S. Andreas Angermayr and Tobias Bollenbach, University of Cologne

MSCA-IF-2015-EF - Marie Skłodowska-Curie Individual Fellowships (IF-EF)

This project has received funding from the European Union’s Horizon 2020 research and innovation programme under the Marie Skłodowska-Curie grant agreement No 707352

The precise expression of protein coding genes is of crucial importance to all organisms, since proteins are involved in virtually all vital processes. Some proteins need to be available at exactly the right amount to perform cellular functions sustainably and thereby maximize fitness. Consequently, gene expression needs to be accurately controlled. For these reasons, it has been hypothesized that cells evolve towards a state in which expression levels are optimally tuned to maximize fitness in the current environment. The cell’s growth and resource distribution is constrained by tradeoffs between the costs and benefits of a particular expression level. Recent investigations of the global effects of protein levels provide insights into the mutual dependency between expression and growth.

To test this central hypothesis in systems biology, we use Escherichia coli which is the best-characterized model organism for fundamental research on gene expression, as well as for biotechnological applications. We aim to advance the understanding of the costs and benefits of expression by systematically investigating its ~4000 genes with gene deletion- and expression libraries.
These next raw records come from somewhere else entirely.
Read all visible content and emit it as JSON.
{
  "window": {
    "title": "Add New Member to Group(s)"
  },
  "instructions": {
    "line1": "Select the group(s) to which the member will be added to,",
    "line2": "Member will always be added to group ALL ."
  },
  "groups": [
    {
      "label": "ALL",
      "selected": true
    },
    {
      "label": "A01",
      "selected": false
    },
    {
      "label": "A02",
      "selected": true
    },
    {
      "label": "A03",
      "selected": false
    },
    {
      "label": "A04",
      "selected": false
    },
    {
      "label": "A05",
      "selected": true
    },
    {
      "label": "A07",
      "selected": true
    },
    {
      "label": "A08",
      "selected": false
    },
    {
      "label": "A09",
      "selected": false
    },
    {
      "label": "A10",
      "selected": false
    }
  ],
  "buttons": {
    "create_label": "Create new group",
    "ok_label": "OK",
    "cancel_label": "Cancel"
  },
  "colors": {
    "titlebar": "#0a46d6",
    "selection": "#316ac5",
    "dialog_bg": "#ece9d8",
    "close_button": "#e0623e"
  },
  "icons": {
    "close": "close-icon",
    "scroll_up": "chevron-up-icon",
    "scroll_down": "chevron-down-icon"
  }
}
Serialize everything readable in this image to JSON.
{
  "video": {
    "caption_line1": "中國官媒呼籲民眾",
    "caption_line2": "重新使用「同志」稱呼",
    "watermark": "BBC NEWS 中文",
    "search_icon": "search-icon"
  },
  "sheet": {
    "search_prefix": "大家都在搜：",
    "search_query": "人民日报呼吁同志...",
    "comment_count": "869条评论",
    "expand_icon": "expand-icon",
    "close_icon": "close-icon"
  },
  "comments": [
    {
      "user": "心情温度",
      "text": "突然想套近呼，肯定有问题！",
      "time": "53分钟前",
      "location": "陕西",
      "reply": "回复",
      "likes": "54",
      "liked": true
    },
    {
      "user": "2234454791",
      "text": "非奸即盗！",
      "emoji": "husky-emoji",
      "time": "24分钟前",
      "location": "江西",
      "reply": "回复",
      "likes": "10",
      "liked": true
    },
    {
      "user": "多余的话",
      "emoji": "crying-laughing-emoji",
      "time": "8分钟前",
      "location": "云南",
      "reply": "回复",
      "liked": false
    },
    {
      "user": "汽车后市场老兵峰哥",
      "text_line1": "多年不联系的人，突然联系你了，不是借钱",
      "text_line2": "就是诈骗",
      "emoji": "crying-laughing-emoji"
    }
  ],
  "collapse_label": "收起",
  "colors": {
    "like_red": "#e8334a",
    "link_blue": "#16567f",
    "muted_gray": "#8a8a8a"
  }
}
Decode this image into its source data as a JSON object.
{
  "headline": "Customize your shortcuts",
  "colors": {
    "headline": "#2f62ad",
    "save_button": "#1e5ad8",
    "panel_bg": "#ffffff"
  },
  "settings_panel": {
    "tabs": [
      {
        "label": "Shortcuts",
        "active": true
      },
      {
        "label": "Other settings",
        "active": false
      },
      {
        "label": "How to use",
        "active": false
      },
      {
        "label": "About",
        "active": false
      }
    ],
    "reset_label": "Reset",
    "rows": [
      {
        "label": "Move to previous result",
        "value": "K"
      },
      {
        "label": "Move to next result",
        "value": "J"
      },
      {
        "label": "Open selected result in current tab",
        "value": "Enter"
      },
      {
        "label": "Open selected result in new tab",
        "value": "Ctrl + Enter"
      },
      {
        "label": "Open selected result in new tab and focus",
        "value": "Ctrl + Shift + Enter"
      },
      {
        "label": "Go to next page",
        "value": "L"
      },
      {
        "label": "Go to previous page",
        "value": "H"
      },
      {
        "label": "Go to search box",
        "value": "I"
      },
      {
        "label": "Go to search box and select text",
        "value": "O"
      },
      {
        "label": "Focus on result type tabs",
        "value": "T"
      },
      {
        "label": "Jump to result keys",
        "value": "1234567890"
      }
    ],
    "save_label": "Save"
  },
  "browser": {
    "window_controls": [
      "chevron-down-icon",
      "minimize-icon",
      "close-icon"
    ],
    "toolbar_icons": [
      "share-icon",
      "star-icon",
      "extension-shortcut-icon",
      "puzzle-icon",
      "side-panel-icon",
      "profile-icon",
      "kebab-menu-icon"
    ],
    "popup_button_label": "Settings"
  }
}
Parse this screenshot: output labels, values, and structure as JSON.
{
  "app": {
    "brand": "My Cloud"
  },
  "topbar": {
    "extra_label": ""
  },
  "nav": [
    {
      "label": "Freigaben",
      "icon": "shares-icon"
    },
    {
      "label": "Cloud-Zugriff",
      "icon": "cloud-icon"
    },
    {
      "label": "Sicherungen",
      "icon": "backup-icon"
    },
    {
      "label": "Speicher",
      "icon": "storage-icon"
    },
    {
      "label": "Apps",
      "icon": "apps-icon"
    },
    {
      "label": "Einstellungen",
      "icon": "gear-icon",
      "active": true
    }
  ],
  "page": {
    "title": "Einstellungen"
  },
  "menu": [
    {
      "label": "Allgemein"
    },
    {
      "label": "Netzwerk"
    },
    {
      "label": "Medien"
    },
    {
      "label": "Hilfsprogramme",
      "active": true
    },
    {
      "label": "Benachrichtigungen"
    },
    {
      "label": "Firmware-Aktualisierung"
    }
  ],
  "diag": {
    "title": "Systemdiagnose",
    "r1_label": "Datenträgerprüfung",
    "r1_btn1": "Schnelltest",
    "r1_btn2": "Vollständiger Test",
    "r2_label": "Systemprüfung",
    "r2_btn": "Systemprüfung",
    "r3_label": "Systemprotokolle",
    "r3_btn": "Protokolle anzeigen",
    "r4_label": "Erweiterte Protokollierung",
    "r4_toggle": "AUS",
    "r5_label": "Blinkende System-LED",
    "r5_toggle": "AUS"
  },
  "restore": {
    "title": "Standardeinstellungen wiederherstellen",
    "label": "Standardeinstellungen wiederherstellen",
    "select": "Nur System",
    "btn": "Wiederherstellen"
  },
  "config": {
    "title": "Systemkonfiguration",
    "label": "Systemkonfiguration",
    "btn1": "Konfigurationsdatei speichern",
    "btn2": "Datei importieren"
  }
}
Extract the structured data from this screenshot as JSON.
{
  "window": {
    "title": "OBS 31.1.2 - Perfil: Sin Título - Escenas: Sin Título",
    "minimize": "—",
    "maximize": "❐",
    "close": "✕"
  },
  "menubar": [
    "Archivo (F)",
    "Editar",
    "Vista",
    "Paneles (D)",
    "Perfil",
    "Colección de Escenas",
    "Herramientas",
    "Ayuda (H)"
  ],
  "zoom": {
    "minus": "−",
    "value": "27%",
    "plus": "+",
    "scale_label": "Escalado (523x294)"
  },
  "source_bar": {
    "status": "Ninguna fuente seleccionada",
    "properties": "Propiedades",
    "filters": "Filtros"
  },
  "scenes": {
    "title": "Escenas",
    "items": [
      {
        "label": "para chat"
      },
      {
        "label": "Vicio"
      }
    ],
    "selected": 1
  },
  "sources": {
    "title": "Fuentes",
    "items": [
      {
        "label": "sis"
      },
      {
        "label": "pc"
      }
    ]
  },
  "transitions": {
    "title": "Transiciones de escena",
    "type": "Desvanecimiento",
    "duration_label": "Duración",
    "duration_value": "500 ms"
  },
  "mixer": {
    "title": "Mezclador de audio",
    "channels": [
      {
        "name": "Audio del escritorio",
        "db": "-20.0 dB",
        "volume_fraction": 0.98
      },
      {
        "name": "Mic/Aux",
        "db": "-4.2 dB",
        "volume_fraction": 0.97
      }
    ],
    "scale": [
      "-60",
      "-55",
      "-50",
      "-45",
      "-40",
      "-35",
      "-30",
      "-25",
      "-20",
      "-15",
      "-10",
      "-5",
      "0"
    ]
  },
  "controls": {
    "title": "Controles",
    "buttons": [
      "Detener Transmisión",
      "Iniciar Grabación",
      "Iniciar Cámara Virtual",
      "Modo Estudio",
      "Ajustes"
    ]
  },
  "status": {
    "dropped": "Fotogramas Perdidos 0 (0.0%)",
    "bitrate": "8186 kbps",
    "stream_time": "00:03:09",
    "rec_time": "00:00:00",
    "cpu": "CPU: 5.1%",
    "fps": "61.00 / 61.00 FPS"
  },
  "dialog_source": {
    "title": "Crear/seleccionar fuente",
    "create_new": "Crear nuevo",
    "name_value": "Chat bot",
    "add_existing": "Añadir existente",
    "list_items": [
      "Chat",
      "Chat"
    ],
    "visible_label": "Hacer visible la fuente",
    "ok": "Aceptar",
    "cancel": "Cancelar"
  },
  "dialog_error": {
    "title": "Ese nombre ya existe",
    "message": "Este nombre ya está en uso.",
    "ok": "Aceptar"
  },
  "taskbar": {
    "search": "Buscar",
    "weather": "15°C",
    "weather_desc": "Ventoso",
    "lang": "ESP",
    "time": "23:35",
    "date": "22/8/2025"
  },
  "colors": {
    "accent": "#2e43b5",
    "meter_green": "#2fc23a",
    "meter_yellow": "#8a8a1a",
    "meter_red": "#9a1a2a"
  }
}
The effect of the expression level for each gene on fitness will be quantified through precise high throughput growth rate measurements. We will dissect general cellular cost-factors from gene specific effects which allow us to systematically uncover the mechanistic causes of the cost of protein overexpression. The burden manifests in universal protein biosynthesis costs but also specific costs such as eventual detrimental effects. The benefits are determined by the function of a protein: metabolic activity, structural component, and other roles. We will test if these contributions collectively converge to an optimum to maximize fitness. Optimality is a common objective in man-made systems and engineering and it will be intriguing to learn how natural selection has shaped cells according to this concept.